The Rye by-election, 1903 was a by-election held in England on 17 March 1903 for the House of Commons constituency of the Rye or Eastern Division of Sussex.
The by-election was caused by the resignation of the sitting Conservative Member of Parliament (MP) Arthur Montagu Brookfield. Brookfield had been MP for Rye since 1885 but he resigned in order to take up the post of HM Consul in Montevideo.
The Conservatives and Unionists selected 54-year-old Edward Boyle a barrister, a King’s Counsel, as their candidate. Boyle had unsuccessfully contested Hastings at the 1900 general election and had his country seat at Hurst Green in the then Rye constituency.
The Liberals chose Charles Frederick Hutchinson, a 53-year-old medical doctor who had retired to Sussex. Hutchinson had been their candidate against Arthur Brookfield at the 1900 general election.

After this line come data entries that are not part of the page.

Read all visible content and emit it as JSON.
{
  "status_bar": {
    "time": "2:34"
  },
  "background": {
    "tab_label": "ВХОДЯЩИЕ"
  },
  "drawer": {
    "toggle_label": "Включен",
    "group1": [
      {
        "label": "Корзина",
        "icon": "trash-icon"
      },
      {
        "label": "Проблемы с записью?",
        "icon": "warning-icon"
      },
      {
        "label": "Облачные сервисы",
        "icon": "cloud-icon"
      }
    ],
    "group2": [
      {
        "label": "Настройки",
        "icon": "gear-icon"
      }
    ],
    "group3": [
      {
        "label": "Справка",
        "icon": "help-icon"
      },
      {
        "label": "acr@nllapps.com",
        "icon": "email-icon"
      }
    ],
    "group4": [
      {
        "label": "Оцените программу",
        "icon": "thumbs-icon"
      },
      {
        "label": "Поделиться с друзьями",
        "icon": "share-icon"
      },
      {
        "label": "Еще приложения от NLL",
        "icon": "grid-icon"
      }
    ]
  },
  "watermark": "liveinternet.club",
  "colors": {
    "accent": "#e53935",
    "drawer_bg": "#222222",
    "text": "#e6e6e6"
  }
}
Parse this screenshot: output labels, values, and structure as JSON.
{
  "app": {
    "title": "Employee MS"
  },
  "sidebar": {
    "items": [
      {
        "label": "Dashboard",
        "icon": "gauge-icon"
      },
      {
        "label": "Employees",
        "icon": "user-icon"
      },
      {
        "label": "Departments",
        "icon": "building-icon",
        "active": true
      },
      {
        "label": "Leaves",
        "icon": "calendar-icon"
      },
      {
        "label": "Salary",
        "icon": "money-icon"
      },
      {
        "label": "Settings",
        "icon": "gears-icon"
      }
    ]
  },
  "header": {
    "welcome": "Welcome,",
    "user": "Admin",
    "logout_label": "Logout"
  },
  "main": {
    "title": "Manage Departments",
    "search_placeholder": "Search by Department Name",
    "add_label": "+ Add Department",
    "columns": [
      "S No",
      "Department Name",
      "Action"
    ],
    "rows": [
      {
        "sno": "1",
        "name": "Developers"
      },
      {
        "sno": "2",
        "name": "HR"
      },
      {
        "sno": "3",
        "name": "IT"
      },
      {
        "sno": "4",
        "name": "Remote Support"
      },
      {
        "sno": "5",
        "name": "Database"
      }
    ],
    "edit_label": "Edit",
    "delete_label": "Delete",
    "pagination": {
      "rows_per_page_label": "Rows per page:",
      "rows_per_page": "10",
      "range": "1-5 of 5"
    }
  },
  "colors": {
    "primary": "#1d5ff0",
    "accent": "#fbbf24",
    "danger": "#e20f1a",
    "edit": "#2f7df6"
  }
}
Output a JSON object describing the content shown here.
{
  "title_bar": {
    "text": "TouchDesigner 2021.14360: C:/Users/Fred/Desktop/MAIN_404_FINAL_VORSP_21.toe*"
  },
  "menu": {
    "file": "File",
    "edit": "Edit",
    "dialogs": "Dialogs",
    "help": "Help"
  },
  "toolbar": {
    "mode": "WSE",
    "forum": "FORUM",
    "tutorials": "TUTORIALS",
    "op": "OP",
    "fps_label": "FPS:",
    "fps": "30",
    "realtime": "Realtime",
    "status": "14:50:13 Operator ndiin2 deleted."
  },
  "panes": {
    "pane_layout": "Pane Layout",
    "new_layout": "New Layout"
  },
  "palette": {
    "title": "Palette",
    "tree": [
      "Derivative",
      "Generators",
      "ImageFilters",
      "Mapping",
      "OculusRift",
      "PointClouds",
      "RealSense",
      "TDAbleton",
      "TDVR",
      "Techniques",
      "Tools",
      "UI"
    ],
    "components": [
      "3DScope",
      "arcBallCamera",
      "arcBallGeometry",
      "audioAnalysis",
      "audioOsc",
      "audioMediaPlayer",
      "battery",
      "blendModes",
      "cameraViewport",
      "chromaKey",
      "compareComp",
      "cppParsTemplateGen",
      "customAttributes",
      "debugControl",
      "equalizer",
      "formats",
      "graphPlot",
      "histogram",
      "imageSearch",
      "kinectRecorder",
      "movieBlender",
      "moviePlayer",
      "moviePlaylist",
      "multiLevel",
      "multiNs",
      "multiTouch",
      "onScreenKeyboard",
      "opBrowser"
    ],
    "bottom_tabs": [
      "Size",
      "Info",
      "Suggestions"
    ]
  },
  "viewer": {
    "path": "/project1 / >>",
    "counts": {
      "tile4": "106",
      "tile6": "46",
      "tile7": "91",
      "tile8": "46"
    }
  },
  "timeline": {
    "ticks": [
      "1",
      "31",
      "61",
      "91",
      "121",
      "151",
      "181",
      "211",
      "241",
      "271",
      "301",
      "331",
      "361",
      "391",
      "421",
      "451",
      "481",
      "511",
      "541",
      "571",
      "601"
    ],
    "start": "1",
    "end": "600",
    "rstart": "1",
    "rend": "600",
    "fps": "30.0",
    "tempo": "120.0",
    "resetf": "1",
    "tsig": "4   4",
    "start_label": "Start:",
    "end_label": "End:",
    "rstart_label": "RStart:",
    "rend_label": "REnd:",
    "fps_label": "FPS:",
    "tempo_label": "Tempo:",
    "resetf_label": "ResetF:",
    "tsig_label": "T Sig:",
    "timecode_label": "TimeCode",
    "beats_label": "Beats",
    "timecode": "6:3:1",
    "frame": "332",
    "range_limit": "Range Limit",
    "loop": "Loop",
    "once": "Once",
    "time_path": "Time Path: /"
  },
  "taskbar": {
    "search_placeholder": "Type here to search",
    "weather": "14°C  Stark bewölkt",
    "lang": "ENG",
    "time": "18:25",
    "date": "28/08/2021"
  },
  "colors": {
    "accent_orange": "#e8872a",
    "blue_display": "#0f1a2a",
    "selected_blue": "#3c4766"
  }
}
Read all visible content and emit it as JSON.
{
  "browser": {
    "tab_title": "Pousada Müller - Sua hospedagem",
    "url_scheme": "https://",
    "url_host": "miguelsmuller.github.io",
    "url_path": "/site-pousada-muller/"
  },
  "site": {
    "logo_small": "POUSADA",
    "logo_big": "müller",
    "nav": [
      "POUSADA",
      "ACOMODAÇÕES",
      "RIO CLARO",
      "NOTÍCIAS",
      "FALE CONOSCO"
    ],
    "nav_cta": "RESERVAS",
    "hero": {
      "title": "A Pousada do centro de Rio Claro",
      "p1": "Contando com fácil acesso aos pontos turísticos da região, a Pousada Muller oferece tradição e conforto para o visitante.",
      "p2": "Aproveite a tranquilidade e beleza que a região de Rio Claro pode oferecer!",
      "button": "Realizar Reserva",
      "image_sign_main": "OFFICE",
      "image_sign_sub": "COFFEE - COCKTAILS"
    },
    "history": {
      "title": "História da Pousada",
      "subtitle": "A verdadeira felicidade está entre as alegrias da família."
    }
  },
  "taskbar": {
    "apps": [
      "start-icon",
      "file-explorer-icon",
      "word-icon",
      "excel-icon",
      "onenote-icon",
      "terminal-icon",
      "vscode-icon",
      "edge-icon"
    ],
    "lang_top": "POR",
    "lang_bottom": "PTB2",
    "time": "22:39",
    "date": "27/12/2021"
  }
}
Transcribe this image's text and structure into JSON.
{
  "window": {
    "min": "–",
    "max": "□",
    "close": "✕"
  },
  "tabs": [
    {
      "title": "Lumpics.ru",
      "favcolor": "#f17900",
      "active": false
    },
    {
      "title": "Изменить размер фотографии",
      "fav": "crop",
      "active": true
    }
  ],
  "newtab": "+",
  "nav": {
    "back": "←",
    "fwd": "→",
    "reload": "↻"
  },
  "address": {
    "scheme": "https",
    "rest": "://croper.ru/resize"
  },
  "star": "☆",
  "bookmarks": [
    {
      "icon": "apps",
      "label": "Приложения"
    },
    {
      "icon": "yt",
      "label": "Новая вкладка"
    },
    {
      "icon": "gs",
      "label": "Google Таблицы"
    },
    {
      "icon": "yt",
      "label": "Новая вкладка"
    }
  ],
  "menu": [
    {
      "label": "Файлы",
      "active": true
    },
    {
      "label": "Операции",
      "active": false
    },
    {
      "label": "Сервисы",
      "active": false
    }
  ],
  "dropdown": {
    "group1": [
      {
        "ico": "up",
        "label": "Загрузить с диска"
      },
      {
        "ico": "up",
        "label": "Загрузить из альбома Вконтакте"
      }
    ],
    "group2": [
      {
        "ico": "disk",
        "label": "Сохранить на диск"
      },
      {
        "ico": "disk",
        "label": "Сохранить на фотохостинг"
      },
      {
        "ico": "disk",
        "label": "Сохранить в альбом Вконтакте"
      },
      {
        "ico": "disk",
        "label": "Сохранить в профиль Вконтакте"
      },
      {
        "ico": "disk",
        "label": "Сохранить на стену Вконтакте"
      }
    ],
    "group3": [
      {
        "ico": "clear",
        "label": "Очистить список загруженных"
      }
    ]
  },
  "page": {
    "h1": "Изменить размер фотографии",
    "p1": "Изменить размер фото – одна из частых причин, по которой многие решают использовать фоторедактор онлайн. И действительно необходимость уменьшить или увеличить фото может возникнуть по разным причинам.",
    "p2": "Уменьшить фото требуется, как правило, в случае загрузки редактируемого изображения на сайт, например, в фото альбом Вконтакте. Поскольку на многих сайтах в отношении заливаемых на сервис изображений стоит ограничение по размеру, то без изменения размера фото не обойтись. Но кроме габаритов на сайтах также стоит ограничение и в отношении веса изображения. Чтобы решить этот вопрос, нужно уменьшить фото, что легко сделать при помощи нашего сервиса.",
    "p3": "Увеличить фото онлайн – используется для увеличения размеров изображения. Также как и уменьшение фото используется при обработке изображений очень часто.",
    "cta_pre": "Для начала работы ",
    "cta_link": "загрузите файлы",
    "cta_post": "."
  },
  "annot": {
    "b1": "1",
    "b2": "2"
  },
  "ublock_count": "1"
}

The opposing candidates adopted classic by-election positions. Boyle defending the Conservative government record, Hutchinson attacking it. One newspaper reported Boyle making his chief appeal ‘on general grounds’. Rye was a largely rural seat and Boyle chose to focus on agricultural issues praising the Agricultural Rates Act of 1896, which had led to the de-rating of farm land, as a step in the right direction and promising to keep up Brookfield’s campaign to press legislative proposals for the defence of the hop industry. On the controversial issue of education, following the 1902 Education Act, Boyle took the view that, while this was not a perfect piece of legislation, it was an honest attempt to deal with a difficult matter. Boyle also took a stand against Irish Home Rule stating he was ‘absolutely against a separate Parliament for Ireland’.